La régulation, quant à elle, est un concept dont plusieurs définitions sont données. On retiendra d’abord celle du Petit Robert, définissant la régulation comme « le fait de maintenir un équilibre dans un système complexe et d’en coordonner le fonctionnement ». Puis la plupart des auteurs s’accordent à définir la régulation comme « l’ensemble des interventions des pouvoirs publics visant à instaurer la concurrence autant qu’il est nécessaire dans un secteur où elle n’existait pas ou très peu, et à concilier l’exercice loyal de cette concurrence avec les missions d’intérêt général dont sont investis les services publics en réseaux. »
La régulation ne doit pas être confondue avec la réglementation, car la première implique une intervention ponctuelle et casuelle, non une intervention a priori sous forme générale et impersonnelle comme la seconde.

La France ne légifère pas seule dans ce domaine, car l’Union Européenne se préoccupe également de la régulation des télécommunications.
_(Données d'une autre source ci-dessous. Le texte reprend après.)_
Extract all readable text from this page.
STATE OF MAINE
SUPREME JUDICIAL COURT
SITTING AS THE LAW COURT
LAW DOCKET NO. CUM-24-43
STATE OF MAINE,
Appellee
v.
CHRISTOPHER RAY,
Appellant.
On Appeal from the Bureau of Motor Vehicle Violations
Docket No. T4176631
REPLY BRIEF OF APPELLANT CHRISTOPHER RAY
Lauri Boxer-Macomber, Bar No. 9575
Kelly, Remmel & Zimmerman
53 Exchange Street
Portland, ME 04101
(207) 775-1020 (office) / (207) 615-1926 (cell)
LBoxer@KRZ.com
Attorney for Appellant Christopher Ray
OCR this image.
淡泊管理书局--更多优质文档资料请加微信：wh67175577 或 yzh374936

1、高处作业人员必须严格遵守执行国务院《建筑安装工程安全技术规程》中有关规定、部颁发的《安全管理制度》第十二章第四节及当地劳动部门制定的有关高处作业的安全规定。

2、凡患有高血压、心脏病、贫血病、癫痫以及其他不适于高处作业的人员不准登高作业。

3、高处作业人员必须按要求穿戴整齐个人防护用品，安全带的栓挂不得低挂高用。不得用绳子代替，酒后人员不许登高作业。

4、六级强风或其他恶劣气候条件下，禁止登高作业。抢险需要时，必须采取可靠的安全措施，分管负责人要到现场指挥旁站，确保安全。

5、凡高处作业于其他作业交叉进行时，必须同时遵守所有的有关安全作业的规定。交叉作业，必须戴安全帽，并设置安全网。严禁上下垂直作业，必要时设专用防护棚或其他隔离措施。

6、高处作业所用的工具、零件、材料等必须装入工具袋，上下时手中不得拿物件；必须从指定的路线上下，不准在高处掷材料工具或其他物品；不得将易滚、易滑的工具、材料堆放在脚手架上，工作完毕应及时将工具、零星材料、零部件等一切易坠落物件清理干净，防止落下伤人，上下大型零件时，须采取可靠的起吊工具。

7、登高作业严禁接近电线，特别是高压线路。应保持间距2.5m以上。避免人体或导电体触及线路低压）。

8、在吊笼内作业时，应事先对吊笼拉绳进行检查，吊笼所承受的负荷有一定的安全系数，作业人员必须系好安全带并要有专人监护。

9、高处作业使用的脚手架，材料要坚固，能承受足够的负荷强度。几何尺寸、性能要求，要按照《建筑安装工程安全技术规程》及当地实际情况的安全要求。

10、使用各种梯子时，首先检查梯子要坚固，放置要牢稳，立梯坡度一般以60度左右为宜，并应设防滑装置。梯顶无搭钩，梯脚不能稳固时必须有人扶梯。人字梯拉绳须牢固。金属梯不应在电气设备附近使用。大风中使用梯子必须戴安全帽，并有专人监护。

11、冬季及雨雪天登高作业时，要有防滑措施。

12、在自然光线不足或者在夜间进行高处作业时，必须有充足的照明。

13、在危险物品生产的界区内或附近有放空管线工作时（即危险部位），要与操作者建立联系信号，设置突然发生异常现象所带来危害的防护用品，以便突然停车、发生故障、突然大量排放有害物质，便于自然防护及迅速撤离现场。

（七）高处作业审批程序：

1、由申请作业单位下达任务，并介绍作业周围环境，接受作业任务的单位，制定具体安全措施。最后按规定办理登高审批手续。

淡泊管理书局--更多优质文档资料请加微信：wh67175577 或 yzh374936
Elle édicte dans ce cadre des directives en vue de favoriser la progression de la concurrence. Récemment, en mars 2002, un groupe de six nouvelles directives dans la matière (le « paquet Télécom ») a été adoptée afin d’harmoniser au mieux la régulation de ce secteur au niveau européen.

En France, le gouvernement n’est pas le seul acteur de la régulation. En effet, en 1997, a été créé l’Autorité de Régulation des Télécommunications (ART), qui est le premier modèle d’autorité administrative indépendante sectorielle. Elle est le « régulateur économique des réseaux et services de télécoms » . Mais elle n’officie pas seule dans ce secteur. En plus de l’intervention du ministre de l’Industrie, qui est le ministre chargé des télécommunications, il existe un chevauchement entre autorités disposant pour les unes de compétences transversales, comme le conseil de la concurrence, et pour les autres de compétences sectorielles, comme l’ART.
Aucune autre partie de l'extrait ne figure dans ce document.